My mask is a performance for people to feel more comfortable in my presence. I come accross as talkative, lively, confident and funny. However, that is years of practice and it is exhausting for me to do. There are some days I just don't feel like talking but know I have to talk otherwise people will assume I am sad. I like to be with my own thoughts.

My autism makes me:

-hyper focus I can get so engrossed in a task I forget to eat and take breaks.

- stressed about noises. I suffer with sensory overload. Going on a plane terrifies me for fear of being locked in with someone reading a newspaper or sucking on sweets or eating a bag of crisps. Technology has made this a lot less stressful with netflix and noise cancelling ear phones

-certain smells comfort me others make me unable to breathe properly

-bright lights make me dizzy. I don't like going into Tesco or Asda at night because it can be quite overwhelming

-I hate bars without music. Music is something that gives me comfort but places like weatherspoons are problematic for me because there is too much radio noise with people talking. I can hear every conversation and scrape of a plate so I like a bit of background music to focus on that and keep me calm.

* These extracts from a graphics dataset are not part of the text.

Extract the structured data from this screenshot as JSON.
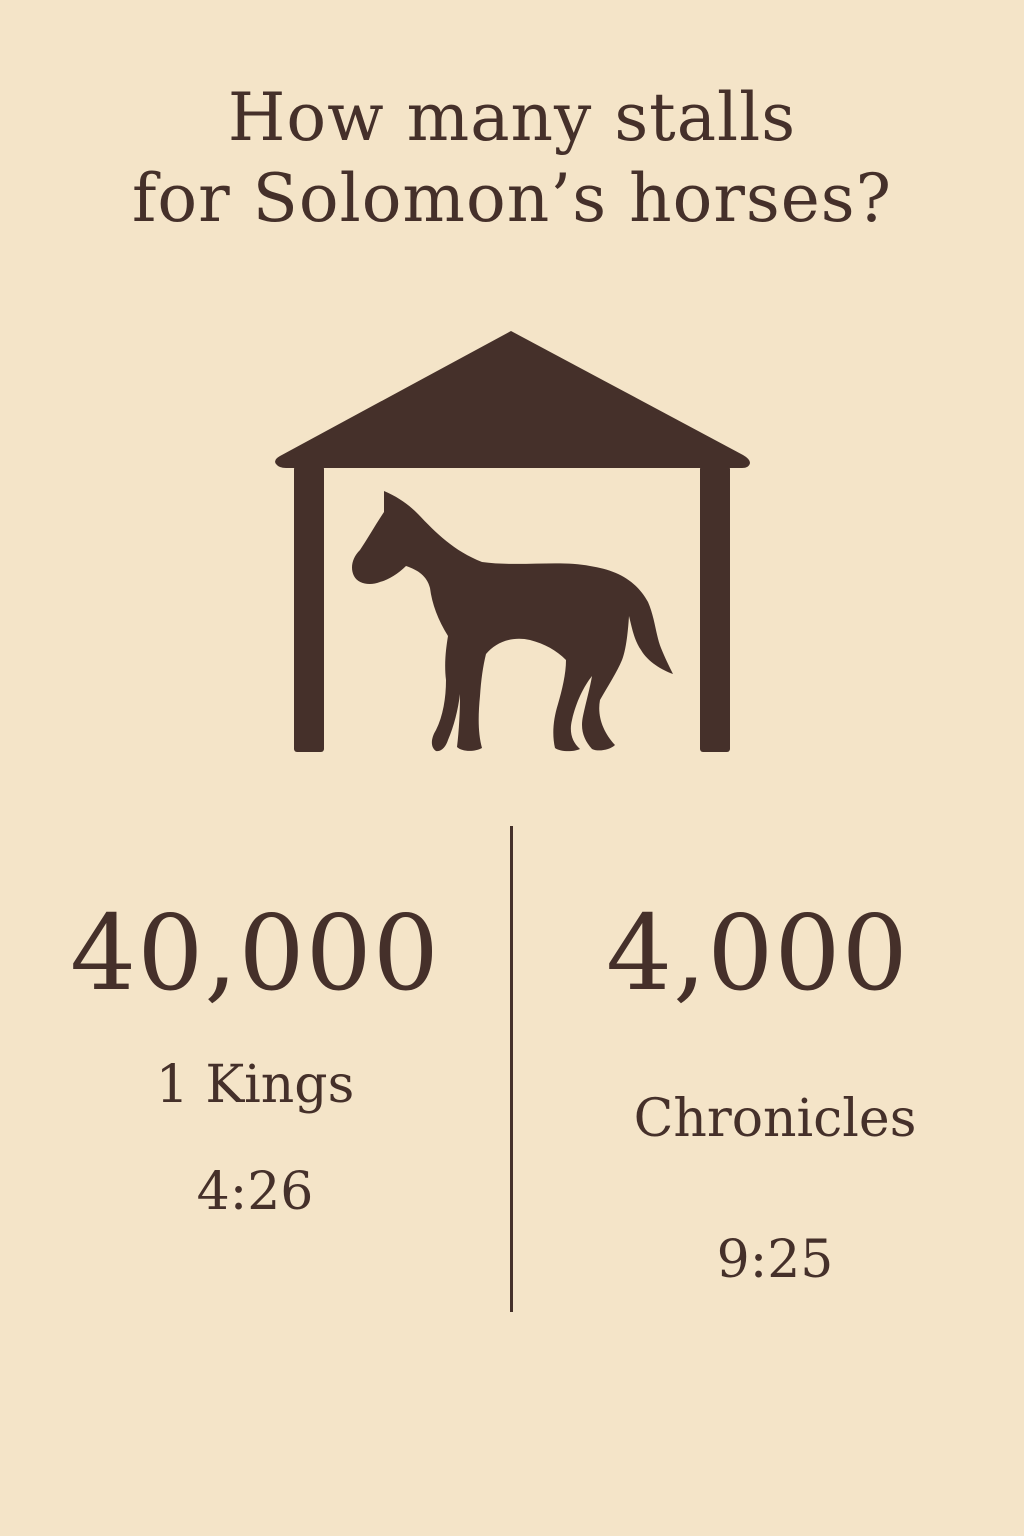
{
  "colors": {
    "background": "#f4e4c8",
    "ink": "#45302a"
  },
  "title": {
    "line1": "How many stalls",
    "line2": "for Solomon’s horses?"
  },
  "illustration": {
    "icon": "horse-stable-icon"
  },
  "comparison": {
    "left": {
      "figure": "40,000",
      "ref_line1": "1 Kings",
      "ref_line2": "4:26"
    },
    "right": {
      "figure": "4,000",
      "ref_line1": "Chronicles",
      "ref_line2": "9:25"
    }
  }
}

-I am a visual learner and verbal instructions take longer for me to process. Be patient when I ask you to explain.

-I am above average intelligence and have a photographic memory however, I will never be a manager because I can't play the game well enough and labels don't really interest me. If you need a title to quantify your success in life it says more about you than me.

- I see people for people. I don't see colour or difference people are just people and everyone is different. I will watch how others treat and speak about other people and decide from there if I like someone or not.

- I cannot lie. I am a terrible liar. It's written all over my face and doesn't come naturally to me.

- when I don't understand something I go away and research it until I do

Despite my difficulties I cope by

- taking breaks from comms (my phone has a do not disturb function)

- I have a sensory diet. This is where I lie in a dark room, read a book, wear noise cancelling headphones, stick to a routine. It helps me recharge.

-keep an eye on my body. I dont understand my feelings so I watch for my irratibility and mood. If I cry for no reason its a sign I am overwhelmed and need a break.

-avoid triggers

-work with my employer to help me and them.

Autism is on the whole alright. I see things in a unique way and don't want to be cured. Being autistic is not a tragedy. It is who I am and I am very comfortable with who I am.